This began as a comment on a thread at Sadly, No!
For hundreds of years in Western Europe the Catholic Church was the single official religion. After the Protestant Reformation and a series of conflicts, the single church was divided into several distinct heirarchies under separate earthly leadership.
The dispute officially began when Martin Luther observed abuses of the priests, the selling of indulgences and other corruptions. Whether the corruption could have been corrected by any other means, the establishment of new institutions was deemed necessary and appropriate by a large number of people.
Many of these churches proclaim their own universality and may not recognize the others. But when America was established it was decided that nobody should be compelled to support any particular church institution. You could, in effect, subscribe to any church you believed in.

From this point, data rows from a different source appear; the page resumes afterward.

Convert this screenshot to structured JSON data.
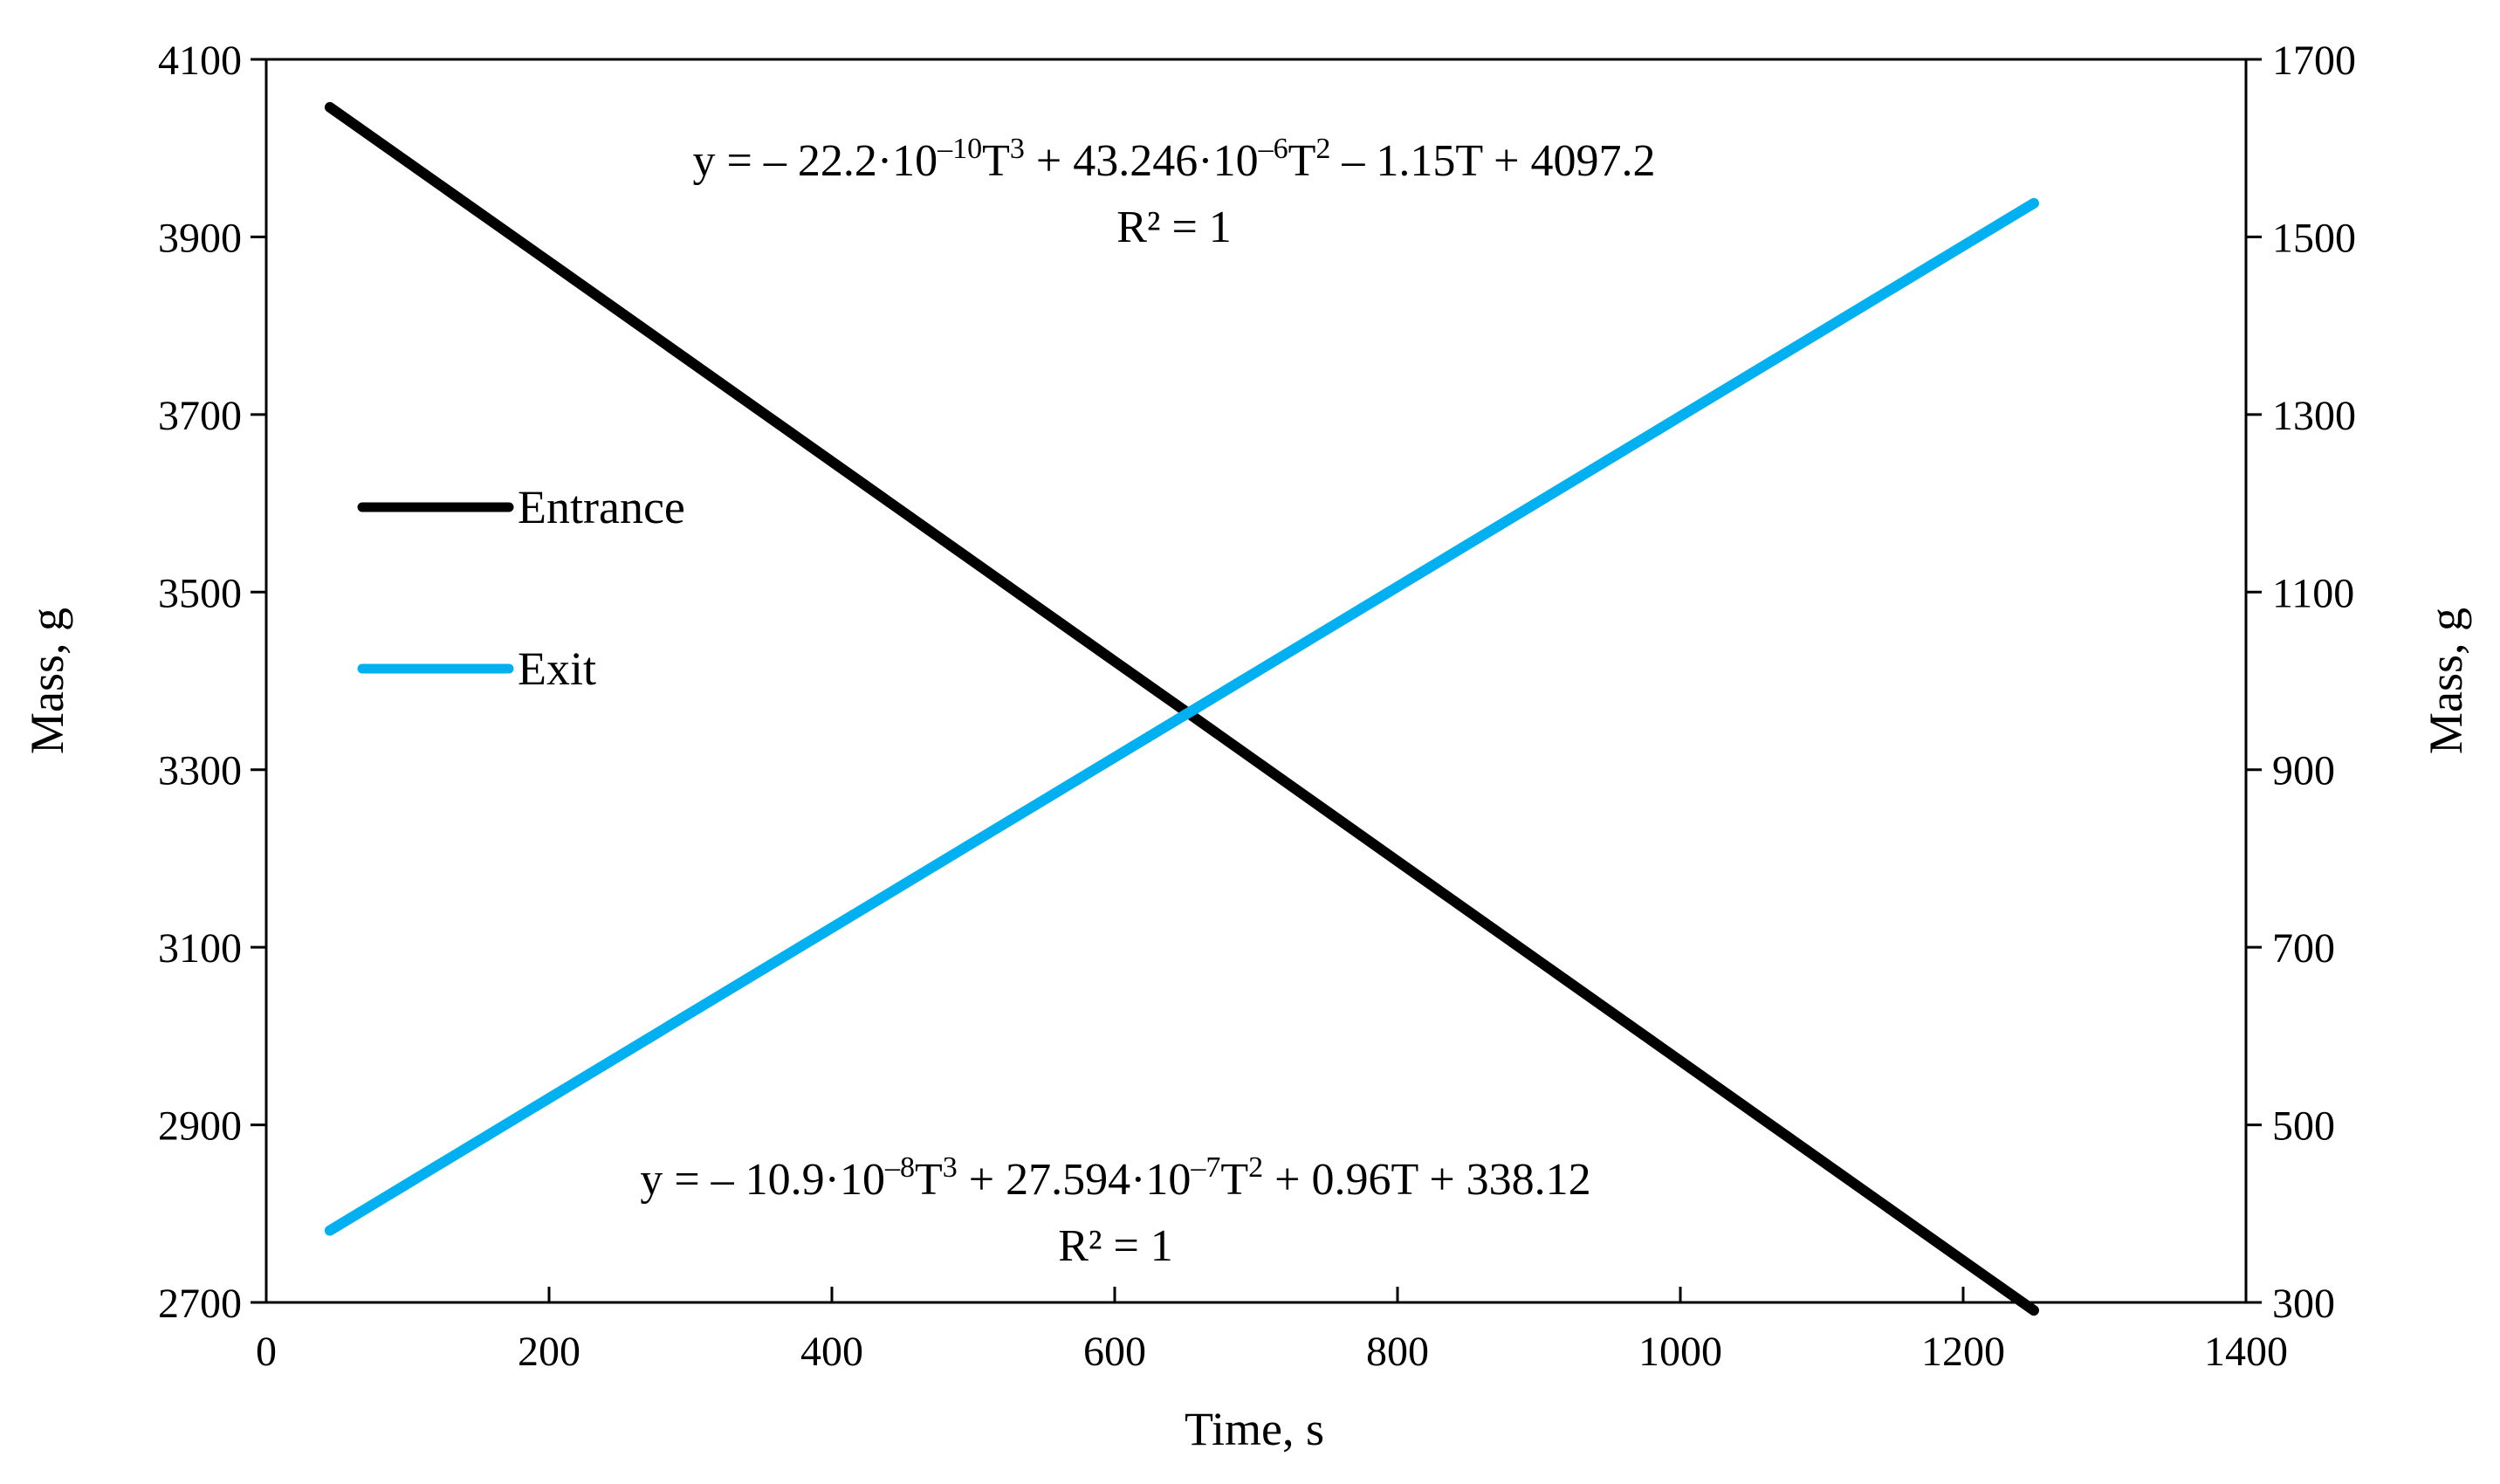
{
  "chart_data": {
    "type": "line",
    "title": "",
    "xlabel": "Time, s",
    "ylabel_left": "Mass, g",
    "ylabel_right": "Mass, g",
    "xlim": [
      0,
      1400
    ],
    "ylim_left": [
      2700,
      4100
    ],
    "ylim_right": [
      300,
      1700
    ],
    "x_ticks": [
      "0",
      "200",
      "400",
      "600",
      "800",
      "1000",
      "1200",
      "1400"
    ],
    "y_left_ticks": [
      "2700",
      "2900",
      "3100",
      "3300",
      "3500",
      "3700",
      "3900",
      "4100"
    ],
    "y_right_ticks": [
      "300",
      "500",
      "700",
      "900",
      "1100",
      "1300",
      "1500",
      "1700"
    ],
    "grid": false,
    "legend_position": "left-middle",
    "series": [
      {
        "name": "Entrance",
        "axis": "left",
        "color": "#000000",
        "x": [
          45,
          200,
          400,
          600,
          650,
          800,
          1000,
          1200,
          1250
        ],
        "y": [
          4046,
          3872,
          3647,
          3422,
          3366,
          3197,
          2972,
          2747,
          2691
        ],
        "equation": [
          "y = – 22.2·10",
          "–10",
          "T",
          "3",
          " + 43.246·10",
          "–6",
          "T",
          "2",
          " – 1.15T + 4097.2"
        ],
        "r2": "R² = 1"
      },
      {
        "name": "Exit",
        "axis": "right",
        "color": "#00b0f0",
        "x": [
          45,
          200,
          400,
          600,
          650,
          800,
          1000,
          1200,
          1250
        ],
        "y": [
          381,
          530,
          722,
          914,
          962,
          1106,
          1298,
          1490,
          1538
        ],
        "equation": [
          "y = – 10.9·10",
          "–8",
          "T",
          "3",
          " + 27.594·10",
          "–7",
          "T",
          "2",
          " + 0.96T + 338.12"
        ],
        "r2": "R² = 1"
      }
    ]
  }
}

I don’t want to talk too much about what’s going on right now in terms of religious differences, but the differences we have in our belief in how the government should be organized, and whether it is an analogous situation to the time of Martin Luther. This administration has largely wrecked what many of us believe in, the corruption has been almost beyond belief, and the horrorshow in Iraq not to mention New Orleans is disgusting.
Should I write these up as 95 theses? I think not. You get my point, I hope.
Whatever hope we may have that these fascists will be thrown off democratically, I’m concerned about the fact that as many as a third of the public still supports them, and apparently subscribes quite honestly to the authoritarian power structure. We should keep trying to explain why it’s wrong and how they are hurting people, including themselves, but it would take a lot more time than an election cycle or two to cut this percentage down to something insignificant. Generations.
So what if we just let them not be part of the same government?
It probably sounds sacriligious, if you believe a single, unified, democratic government is the essence of the nation. But of course it isn’t, we have geographically defined divisions, states with their own semi-autonomy. But there isn’t such thing as a 100% Red or 100% Blue state.
if our conception of government is different from theirs, can we have a peaceful union?
I’m not proposing answers, just questions.